Nathalie Genot, Semons des possibles, 2021
Avec certains des matériaux qui rappellent ses grands-parents, l’installation devient un moyen de communication avec le monde, qui s’incarne dans le public. Cet élément de filiation, ou fil-liaison, permet une communication en tension, que traduisent les fils tendus entre les épingles de sa grandmère et le tronc d’arbre récupéré sur un terrain familial. La tension exercée sur les fils garantit un équilibre des forces, un Équilibre Naturel.
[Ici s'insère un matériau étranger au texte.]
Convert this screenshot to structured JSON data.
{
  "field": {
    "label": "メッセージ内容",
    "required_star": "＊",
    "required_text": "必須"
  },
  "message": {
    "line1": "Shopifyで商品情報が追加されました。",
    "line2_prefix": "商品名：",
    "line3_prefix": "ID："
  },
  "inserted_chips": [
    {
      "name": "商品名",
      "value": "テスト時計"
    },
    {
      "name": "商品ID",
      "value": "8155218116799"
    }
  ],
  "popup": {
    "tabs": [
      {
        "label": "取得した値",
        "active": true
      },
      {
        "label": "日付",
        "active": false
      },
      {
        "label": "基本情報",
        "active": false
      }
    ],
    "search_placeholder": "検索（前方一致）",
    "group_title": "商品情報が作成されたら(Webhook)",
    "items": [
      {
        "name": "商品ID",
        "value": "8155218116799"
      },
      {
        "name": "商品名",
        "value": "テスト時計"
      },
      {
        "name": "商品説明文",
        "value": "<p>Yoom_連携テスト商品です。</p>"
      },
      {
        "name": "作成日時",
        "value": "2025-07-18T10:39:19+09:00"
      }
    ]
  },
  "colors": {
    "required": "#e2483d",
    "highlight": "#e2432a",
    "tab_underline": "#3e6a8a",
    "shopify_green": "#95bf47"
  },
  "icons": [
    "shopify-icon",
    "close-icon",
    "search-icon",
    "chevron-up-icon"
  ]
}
Le fil devient ainsi une « respiration », qui permet par sa dynamique de s’extraire des dichotomies. « Le fil, c’est encore une tension qui me ramène à l’équilibre. C’est la tension du fil entre les aguilles qui me remet en phase. Et cette tension est là dans toute sa fragilité ». C’est dans cette tension que l’artiste peut clôturer son action : « Je dis, stop maintenant, l’œuvre est finie ». Le processus se forme et se concentre introspectivement, pour ensuite presque exploser dans l’acte créatif. « Quand je filais ça sortait des mots, et ça sortait le contrôle aussi ». La fragilité et la dureté dans la matière de la sculpture expliquent ici des hémisphères internes qui se dévoilent dans un équilibre de coexistence. L’artiste nous livre une partie d’elle-même. Ces tensions sont des questions que l’artiste se pose, et auxquelles elle apporte sa propre réponse, avant de les donner au public. C’est ainsi qu’elle nous invite à connaître nos propres Territoires Intérieurs. Ceci est le projet suivant de l’artiste, constitué lui aussi de plusieurs sculptures et installation,
continue l’interrelation entre l’hémisphère intérieur et celui extérieur : « Si tu ne connais pas tes propres territoires, comment tu veux écouter vraiment l’autre, sans juste t’écouter toi-même ? » Ses œuvres se chargent d’un métadiscours entre l’intime, le monde, les affects, le tout transposé au public. Ce dernier, comme pris dans un jeu de reflets entre deux miroirs, où l’image se multiplie indéfiniment, absorbe les questions matérialisées sous forme plastique et il est invité à trouver sa propre réponse. Comme entre deux miroirs anciens et déformants, les questions-réponses se réverbèrent et s’élargissent à plusieurs niveaux de réfringence, qui métaphoriquement deviennent le monde. Encore une fois, avec les œuvres de Nathalie Genot, l’interne et l’externe, l’intime et le social sont des parties d’un tout qui dépasse l’être humain pour offrir une communication avec tout être vivant. C’est sur ces paroles que Nathalie conclut notre entretien en souriant, et que je termine moi-même ce texte : « Si j’arrive à semer cette graine dans la tête des gens, mon boulot en tant qu’artiste… franchement … j’aurais tout réussi ! ». Merci à toi pour ces con-vergences. Comvergere : un hymne à la tension-ensemble.